Samsung plans to push out a software update for its now-defunct Galaxy Note 7 phone to customers throughout Europe on October 31, the company announced on Tuesday.
The update for the phone, which was prone to catching fire because of problems with its lithium-ion battery, will limit the battery charge to 60 percent of its full capacity.
Wait, you might be thinking, didn't Samsung issue this update a month ago? And hasn't it recalled all Galaxy Note 7s and stopped making the phone altogether? The answers to those questions: yes, yes and yes.
What then is the method behind this madness?
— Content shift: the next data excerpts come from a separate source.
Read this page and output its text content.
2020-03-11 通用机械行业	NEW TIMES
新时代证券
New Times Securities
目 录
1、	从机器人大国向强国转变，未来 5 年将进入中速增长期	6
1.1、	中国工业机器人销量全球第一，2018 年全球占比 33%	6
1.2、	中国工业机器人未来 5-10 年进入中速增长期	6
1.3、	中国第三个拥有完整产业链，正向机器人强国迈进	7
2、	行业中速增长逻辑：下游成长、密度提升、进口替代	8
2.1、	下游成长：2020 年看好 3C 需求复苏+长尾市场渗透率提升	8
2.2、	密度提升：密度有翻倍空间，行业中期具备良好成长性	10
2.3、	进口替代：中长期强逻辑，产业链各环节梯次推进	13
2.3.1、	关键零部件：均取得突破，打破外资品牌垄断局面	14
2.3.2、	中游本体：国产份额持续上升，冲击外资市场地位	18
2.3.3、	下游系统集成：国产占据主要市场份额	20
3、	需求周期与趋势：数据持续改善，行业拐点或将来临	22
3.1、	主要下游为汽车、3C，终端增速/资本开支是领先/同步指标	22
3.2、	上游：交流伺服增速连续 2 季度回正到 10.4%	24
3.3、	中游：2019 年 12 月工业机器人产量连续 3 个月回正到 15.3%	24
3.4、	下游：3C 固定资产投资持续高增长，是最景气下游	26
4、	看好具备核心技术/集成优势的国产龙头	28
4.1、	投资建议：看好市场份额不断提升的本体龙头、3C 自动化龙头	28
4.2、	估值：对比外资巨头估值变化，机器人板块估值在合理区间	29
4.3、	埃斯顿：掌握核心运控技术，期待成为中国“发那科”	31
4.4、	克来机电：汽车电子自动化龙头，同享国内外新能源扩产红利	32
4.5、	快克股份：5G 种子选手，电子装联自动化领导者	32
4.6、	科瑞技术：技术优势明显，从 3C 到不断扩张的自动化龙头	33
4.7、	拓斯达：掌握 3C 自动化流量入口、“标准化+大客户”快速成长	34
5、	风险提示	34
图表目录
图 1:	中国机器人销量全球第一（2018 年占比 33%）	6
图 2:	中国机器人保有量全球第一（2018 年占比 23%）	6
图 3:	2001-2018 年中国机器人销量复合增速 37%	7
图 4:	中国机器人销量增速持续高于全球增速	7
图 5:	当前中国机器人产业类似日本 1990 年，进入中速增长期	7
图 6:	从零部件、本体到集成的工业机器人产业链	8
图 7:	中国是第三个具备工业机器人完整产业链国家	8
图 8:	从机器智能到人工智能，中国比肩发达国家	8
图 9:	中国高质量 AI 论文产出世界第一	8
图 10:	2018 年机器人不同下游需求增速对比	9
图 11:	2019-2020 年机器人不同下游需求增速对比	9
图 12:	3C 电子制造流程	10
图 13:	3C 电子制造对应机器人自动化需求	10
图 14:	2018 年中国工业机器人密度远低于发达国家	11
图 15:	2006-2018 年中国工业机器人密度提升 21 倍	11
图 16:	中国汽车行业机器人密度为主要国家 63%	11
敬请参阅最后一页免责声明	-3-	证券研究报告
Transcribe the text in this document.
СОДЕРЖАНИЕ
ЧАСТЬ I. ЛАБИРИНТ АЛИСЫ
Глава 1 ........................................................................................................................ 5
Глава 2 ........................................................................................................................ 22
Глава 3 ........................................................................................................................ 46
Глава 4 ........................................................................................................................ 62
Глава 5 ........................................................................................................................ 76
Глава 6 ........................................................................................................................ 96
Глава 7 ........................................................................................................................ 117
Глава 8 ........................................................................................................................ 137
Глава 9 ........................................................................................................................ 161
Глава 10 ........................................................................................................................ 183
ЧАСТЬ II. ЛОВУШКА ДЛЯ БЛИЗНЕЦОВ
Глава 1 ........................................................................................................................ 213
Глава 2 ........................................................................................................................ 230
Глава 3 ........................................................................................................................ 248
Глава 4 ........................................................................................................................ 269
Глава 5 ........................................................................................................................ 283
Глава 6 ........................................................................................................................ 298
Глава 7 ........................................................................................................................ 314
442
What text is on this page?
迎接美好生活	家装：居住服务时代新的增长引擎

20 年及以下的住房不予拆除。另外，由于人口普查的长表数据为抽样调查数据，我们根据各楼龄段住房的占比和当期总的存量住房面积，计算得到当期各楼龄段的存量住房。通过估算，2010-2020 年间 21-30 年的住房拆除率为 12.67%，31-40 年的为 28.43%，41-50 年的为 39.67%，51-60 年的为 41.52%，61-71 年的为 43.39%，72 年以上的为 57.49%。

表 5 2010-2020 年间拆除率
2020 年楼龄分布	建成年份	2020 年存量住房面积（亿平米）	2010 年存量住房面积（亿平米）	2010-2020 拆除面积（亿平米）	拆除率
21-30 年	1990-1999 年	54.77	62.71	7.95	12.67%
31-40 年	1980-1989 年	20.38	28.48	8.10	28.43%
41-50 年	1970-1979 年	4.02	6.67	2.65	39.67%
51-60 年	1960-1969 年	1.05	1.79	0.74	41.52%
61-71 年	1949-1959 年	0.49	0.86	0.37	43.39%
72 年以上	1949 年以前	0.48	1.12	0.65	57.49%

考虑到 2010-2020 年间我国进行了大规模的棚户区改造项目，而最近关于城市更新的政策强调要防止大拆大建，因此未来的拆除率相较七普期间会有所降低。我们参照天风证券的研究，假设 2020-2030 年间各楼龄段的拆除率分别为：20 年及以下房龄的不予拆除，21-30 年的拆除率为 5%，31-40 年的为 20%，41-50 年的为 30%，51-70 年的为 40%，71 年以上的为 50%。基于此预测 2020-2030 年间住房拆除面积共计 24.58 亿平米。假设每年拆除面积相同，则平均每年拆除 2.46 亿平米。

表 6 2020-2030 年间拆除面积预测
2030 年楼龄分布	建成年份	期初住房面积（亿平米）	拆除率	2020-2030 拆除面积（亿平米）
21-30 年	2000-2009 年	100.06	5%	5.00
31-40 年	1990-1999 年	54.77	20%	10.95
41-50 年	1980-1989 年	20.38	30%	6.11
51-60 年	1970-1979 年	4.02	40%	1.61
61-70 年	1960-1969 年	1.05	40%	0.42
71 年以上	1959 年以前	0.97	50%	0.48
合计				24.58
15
It turns out that even though Samsung has used multiple methods to ask people to return their phones, some Galaxy Note 7 owners are hanging onto them.
"The update is the latest measure taken by the company to reduce customer risk and simultaneously drive all remaining Galaxy Note 7 customers in Europe to replace their device immediately," Samsung said in a press release. The company revealed it has already replaced two thirds of Note 7 devices in Europe, but that means the others are still out in the wild.
Following both the first and second recalls there's been evidence that some customers are happy to continue using the phone, in spite of the well-publicised risks and even though they definitely won't be allowed to take them on planes. By limiting battery life, Samsung is incentivising those customers to stop, as well as trying to ensure that its phones aren't involved in any further incidents. The company has taken this approach before.
Rewind to September 13 when Samsung issued a similar, if not identical, battery-limiting update to the Note 7 around the time of the first recall.
"The software update was found to effectively minimise customer risk, with no incidents reported among the devices that received this software update," Samsung said on Tuesday.
Samsung is offering all Note 7 owners the opportunity to either exchange their device for another Samsung phone or receive a full refund. If you're still in possession of a Note 7, the company and possibly your network or the shop where you bought the device already should have contacted you to explain how to go about this.
"Our absolute priority continues to be customer safety," Conor Pierce, Samsung's mobile and IT vice president for the UK and Ireland, said in a statement. "This new battery software update is specifically designed to remind all Galaxy Note 7 customers to replace their device at their earliest possible convenience through their local Galaxy Note 7 Replacement Programme."